2. W jakim celu przyjrzymy się przeżyciom Nehemiasza?

2 O słuszności wypowiedzi Pawła na temat zwyciężania zła świadczą przeżycia Nehemiasza, sługi Bożego działającego w Jerozolimie jakieś 500 lat przed czasami tego apostoła. Nehemiasz nie tylko przetrwał sprzeciw bezbożnych ludzi, ale też zwyciężał zło dobrem. Z czym się to wiązało? Co pomagało mu trwać? I jak możemy go naśladować? W poszukiwaniu odpowiedzi przeanalizujmy niektóre zdarzenia z jego życia. *

3. W jakich okolicznościach działał Nehemiasz i jakie przedsięwzięcie zrealizował?

3 Nehemiasz usługiwał na dworze Artakserksesa, króla Persji. Chociaż żył wśród ludzi niesłużących Jehowie, nie dał się „kształtować na wzór” ówczesnego „systemu rzeczy” (Rzymian 12:2). Gdy sytuacja w Judzie wymagała pilnych działań, zrezygnował z wygód i podjął wyczerpującą podróż do Jerozolimy, aby przeprowadzić ogromne przedsięwzięcie — odbudowę murów miasta (Rzymian 12:1). Co prawda był namiestnikiem Jerozolimy, ale codziennie ciężko pracował ramię w ramię z innymi Izraelitami „od wzejścia świtu aż do ukazania się gwiazd”. W rezultacie odbudowę ukończono już po niespełna dwóch miesiącach! (Nehemiasza 4:21; 6:15). Było to czymś niezwykłym, ponieważ w owym czasie Izraelici mieli wielu przeciwników. Co o nich wiemy i do czego zmierzali?

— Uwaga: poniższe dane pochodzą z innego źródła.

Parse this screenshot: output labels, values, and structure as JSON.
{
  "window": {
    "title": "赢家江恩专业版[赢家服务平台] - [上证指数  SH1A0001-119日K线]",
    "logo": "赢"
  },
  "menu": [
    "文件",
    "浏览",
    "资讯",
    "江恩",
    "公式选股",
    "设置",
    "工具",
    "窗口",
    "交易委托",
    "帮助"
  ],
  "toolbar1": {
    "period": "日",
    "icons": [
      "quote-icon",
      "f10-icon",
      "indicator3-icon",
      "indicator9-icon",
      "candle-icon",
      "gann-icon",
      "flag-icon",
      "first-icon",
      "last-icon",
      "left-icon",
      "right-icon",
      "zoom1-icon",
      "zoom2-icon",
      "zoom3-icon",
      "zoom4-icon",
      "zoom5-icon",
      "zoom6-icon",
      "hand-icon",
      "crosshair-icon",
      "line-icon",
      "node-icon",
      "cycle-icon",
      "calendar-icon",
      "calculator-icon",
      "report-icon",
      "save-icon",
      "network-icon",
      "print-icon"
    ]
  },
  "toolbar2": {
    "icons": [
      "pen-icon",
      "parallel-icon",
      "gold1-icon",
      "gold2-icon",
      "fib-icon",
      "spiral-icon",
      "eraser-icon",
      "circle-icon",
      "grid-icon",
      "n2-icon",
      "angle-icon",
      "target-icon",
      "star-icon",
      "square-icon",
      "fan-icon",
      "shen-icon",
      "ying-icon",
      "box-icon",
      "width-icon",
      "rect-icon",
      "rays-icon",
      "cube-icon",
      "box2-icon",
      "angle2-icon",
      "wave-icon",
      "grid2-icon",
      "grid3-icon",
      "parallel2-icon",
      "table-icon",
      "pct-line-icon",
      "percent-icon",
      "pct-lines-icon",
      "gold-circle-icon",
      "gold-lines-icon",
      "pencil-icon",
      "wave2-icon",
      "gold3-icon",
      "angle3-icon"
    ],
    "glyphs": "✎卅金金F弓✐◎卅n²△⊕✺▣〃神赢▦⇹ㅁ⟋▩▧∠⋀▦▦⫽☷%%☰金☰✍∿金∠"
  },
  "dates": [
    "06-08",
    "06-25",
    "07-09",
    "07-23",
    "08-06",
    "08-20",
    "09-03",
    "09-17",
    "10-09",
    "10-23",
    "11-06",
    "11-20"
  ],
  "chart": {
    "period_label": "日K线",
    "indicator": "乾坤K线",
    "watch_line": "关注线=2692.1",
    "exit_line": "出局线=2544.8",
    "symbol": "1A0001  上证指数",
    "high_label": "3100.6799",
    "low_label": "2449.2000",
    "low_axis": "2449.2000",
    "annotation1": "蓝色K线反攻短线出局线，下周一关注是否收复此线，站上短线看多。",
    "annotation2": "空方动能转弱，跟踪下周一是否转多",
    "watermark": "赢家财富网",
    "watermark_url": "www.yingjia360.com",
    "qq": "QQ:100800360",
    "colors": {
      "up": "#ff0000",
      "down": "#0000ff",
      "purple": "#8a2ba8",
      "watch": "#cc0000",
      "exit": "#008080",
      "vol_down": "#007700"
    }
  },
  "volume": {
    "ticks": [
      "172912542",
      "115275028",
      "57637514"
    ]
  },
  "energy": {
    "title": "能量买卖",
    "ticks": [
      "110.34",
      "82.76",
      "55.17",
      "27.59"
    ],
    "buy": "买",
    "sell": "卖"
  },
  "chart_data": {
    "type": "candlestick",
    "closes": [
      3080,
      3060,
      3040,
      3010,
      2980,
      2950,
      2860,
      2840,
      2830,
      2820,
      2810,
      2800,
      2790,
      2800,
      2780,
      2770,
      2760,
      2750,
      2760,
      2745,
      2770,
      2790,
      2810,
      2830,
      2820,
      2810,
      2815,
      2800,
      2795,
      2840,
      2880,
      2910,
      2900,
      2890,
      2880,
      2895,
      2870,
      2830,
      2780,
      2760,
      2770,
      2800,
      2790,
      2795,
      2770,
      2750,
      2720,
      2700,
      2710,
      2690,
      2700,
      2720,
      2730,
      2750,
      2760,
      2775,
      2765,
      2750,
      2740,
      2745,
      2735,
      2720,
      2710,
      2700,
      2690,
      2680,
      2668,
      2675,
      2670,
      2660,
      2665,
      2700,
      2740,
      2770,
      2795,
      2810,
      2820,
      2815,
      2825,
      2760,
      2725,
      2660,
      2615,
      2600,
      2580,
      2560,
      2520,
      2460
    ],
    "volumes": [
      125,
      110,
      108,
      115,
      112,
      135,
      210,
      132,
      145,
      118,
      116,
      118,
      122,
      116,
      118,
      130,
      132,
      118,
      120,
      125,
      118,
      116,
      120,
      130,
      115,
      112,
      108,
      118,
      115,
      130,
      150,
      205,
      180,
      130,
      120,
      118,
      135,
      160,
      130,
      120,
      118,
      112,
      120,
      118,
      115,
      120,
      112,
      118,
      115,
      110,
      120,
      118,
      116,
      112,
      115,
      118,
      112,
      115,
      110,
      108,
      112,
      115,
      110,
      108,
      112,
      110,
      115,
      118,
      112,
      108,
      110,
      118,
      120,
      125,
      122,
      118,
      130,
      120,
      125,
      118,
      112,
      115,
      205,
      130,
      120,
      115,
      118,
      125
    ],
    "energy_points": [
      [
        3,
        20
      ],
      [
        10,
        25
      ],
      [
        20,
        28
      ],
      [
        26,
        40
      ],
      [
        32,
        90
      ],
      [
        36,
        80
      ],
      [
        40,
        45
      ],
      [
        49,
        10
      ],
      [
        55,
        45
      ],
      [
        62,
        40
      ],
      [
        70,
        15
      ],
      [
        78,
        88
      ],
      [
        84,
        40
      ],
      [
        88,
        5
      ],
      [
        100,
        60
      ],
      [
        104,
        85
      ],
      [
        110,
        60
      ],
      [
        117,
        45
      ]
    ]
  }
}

4. Co chcieli osiągnąć przeciwnicy Nehemiasza?

4 Do głównych wrogów Nehemiasza należeli Sanballat, Tobiasz i Geszem, wpływowi mężowie mieszkający w sąsiedztwie Judy. Ponieważ byli przeciwnikami ludu Bożego, „wydało im się to czymś bardzo złym, że przybył (...) [Nehemiasz], by zabiegać o coś dobrego dla synów Izraela” (Nehemiasza 2:10, 19). Postanowili zniweczyć jego plany budowlane, choćby wymagało to najnikczemniejszych środków. Czy Nehemiasz ‛dawał się zwyciężyć złu’?

„Rozgniewał się i wielce obruszył”

5, 6. (a) Jak wrogowie Nehemiasza zareagowali na podjęte prace budowlane? (b) Dlaczego Nehemiasz nie dał się zastraszyć?

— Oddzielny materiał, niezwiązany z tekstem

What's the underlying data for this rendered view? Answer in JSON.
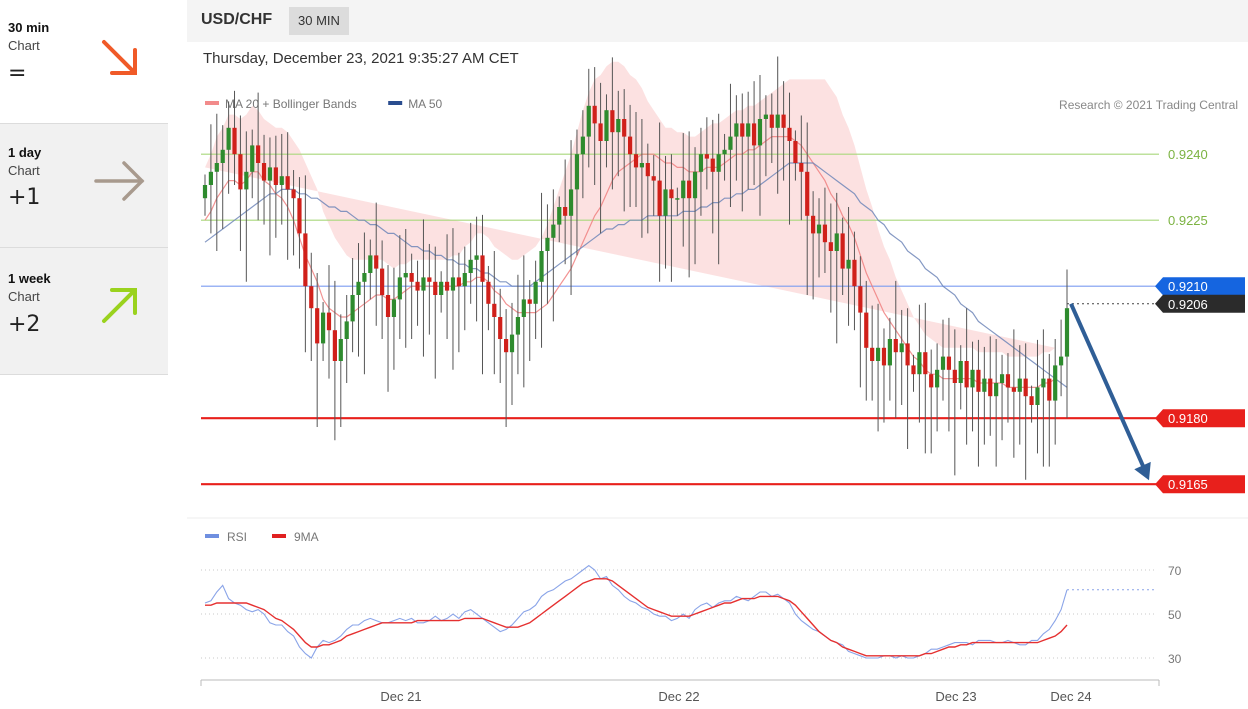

5 Nehemiasz odważnie nawoływał rodaków: „Chodźcie i odbudujmy mur Jerozolimy”. Ci zaś odpowiedzieli: „Budujmy”. Dalej czytamy: „Toteż wzmocnili swe ręce do dobrego dzieła”. Jednak wrogowie ‛zaczęli się z nich naigrawać i patrzeć na nich z pogardą’. Mówili: „Cóż to czynicie? Czy buntujecie się przeciwko królowi?” Nehemiasz nie przeraził się ich drwin ani fałszywych oskarżeń. Odparł: „Bóg niebios, Ten nam poszczęści, a my, jego słudzy, wstaniemy i będziemy budować” (Nehemiasza 2:17-20). Był więc zdecydowany trwać w „dobrym dziele”.

6 Jeden z przeciwników, Sanballat, „rozgniewał się i wielce obruszył”. Rzucał obelgi i szydził: „Cóż ci nędzni Żydzi wyczyniają?” „Czyż z kupy gruzów ożywią kamienie?” Wtórował mu Tobiasz, mówiąc: „Gdyby lis wszedł na to, co oni budują, to rozwaliłby ich kamienny mur” (Nehemiasza 4:1-3). Co na to wszystko Nehemiasz?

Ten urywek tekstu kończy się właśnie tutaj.